Mulai dari menawarkan promosi berdurasi panjang dengan diskon besar, layanan karantina kelompok rentan dan office yang esensial (harus tetap beroperasi), memanfaatkan pekerjanya untuk memberikan executive service ke pihak eksternal yang membutuhkan, hingga pilihan yang paling pait terpaksa merumahkan pekerjanya. Sektor lainnya, seperti agensi perjalanan yang biasa mengurus perjalanan ekslusif dan kedinasan tak punya pilihan selain menghentikan operasinya sama sekali sambil berharap pandemi cepat usai.
Dari sisi permintaan, agakrnya meski aktivitas berwisata akan segera berghairah lagi, tetapi dampak ekonominya masih jauh dari optimal. Di tengah pandemi ini, refreshing dengan berwisata menjadi keniscayaan tetapi bukan dengan memilih aktivitas wisata komersial, melainkan aktvitas wisata yang relatif murah, dekat dan aman dari covid-19. Artinya, tren wisata masal akan masih lesu. Di tengah tren baru ini, ada harapan bagi pelaku usaha untuk menawarkan paket wisata eksklusif untuk keluarga.
Berharap Dukungan Negara
Kreatifitas dari para pelaku usaha sektor pariwisata perlu diapresiasi, banyak diantara mereka yang bahu membahu dengan pekerjanya untuk melakukan inisiatif apapun untuk bertahan. Apresiasi ini tentunya bisa diberikan dalam bentuk insentif dan kebijakan afirmatif dari negara, insentif perpajakan terutama menyangkut PPN dan pajak-pajak daerah perlu dihapuskan sama sekali atau setidaknya dihutangkan dengan diciclan 3 tahun pasca dampak pandemic mulai mereda dengan jangka cicilan pajak 5-10 tahun berikutnya.
Sedang kebijakan afirmatif dapat dilakukan secara spesifik tergantung usaha, misalnya untuk perhotelan dan restoran; pemangkasan biaya listrik dan air sangat diharapkan untuk tetap mempertahankan berbagai fasilitas yang dimilikinya tetap optimal, pelaku usaha travel dari mulai pesawat, perkapalan hingga bus pariwisata tentu membutuhkan insentif keringan pajak dan potongan sewa area parkir. Untuk para pemilik gerai-gerai di kawasan wisata, pinjaman lunak untuk menopang biaya persewaan gedung perlu diberikan. Hanya saja, dukungan negara tersebut harus diberikan secara tepat dan transparan, melibatkan asosiasi usaha dan pekerjanya agar kesemuanya dapat menikmati manfaatnya.

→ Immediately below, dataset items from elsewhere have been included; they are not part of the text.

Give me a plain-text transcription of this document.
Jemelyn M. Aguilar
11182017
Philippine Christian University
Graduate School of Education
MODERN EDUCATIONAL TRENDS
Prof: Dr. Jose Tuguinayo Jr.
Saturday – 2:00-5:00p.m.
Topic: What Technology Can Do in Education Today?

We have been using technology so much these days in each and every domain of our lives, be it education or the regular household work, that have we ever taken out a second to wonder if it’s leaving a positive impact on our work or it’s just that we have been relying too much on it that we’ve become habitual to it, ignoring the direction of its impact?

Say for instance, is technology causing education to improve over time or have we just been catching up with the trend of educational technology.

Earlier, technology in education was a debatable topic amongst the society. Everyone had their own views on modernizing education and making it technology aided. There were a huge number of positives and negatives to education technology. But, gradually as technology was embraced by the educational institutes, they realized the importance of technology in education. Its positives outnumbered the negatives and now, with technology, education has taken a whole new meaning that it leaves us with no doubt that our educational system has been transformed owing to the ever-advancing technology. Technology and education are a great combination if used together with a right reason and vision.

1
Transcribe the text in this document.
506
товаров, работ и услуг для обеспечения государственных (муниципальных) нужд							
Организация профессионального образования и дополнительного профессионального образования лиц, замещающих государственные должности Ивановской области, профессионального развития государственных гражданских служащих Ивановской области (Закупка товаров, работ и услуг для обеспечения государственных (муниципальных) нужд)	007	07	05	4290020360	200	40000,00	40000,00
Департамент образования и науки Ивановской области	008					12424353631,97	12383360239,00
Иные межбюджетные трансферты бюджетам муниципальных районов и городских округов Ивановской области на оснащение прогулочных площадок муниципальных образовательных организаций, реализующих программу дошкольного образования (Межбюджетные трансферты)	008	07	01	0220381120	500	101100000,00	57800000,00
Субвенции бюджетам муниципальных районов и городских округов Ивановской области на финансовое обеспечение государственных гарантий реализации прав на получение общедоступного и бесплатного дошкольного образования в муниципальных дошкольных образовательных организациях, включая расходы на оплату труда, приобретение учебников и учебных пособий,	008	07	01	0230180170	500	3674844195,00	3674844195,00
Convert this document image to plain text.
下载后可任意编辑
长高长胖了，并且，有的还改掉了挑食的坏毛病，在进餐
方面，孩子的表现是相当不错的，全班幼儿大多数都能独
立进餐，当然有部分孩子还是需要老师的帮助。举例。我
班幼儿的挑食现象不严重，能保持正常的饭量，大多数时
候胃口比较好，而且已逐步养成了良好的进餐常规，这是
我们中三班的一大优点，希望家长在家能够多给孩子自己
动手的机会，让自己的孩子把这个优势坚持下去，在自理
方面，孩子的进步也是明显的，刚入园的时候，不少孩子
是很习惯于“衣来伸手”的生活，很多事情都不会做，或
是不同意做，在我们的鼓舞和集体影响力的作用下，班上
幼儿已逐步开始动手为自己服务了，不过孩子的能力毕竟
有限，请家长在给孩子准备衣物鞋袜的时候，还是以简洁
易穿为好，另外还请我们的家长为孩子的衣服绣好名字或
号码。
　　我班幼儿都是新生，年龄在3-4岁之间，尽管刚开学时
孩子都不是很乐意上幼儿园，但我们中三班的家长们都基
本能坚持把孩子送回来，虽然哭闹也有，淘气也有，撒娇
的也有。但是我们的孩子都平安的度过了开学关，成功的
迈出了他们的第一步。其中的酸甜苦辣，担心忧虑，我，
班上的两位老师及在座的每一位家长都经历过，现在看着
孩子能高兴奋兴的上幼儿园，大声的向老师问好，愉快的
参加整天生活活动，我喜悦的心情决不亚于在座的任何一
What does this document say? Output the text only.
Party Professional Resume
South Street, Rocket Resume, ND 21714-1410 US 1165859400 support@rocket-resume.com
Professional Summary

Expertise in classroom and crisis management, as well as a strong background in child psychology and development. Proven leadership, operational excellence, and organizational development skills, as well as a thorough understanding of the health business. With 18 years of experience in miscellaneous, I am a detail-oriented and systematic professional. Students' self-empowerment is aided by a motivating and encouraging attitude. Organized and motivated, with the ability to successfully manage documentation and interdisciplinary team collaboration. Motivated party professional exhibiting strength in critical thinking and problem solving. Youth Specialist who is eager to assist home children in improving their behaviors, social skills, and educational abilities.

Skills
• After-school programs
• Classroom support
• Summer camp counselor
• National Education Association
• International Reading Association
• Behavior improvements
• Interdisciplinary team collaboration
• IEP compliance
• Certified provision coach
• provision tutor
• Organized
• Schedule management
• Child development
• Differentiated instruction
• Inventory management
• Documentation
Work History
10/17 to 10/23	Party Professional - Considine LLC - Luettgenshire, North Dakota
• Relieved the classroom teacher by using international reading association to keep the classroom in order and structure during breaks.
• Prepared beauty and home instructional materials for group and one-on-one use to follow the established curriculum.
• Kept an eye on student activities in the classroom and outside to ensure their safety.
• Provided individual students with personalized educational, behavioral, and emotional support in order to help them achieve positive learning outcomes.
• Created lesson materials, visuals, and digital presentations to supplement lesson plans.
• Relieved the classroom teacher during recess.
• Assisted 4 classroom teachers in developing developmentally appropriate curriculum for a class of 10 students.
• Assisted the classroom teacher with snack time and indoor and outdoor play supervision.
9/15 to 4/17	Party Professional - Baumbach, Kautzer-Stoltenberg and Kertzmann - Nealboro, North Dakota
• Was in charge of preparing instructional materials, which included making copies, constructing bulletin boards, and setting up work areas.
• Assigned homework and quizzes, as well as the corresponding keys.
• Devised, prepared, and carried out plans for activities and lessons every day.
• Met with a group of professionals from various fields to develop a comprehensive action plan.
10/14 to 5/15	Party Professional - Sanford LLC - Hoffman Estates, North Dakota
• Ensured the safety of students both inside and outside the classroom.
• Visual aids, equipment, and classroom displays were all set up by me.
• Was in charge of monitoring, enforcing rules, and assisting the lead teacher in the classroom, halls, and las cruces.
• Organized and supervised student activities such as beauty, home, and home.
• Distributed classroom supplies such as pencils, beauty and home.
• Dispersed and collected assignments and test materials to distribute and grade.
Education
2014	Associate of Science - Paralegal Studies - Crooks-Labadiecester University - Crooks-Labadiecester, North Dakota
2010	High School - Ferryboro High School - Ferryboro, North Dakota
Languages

Tanpa dukungan negara, tentu akan sulit sektor pariwisata bisa bertahan dalam jangka panjang, padahal ada banyak harapan di masa depan ketika sektor ini bisa tumbuh lebih baik dan menjadi akselerator pertumbuhan ekonomi. [mrm/sda]
*Hafidz Arfandi, Peneliti Institute Harkat Negeri.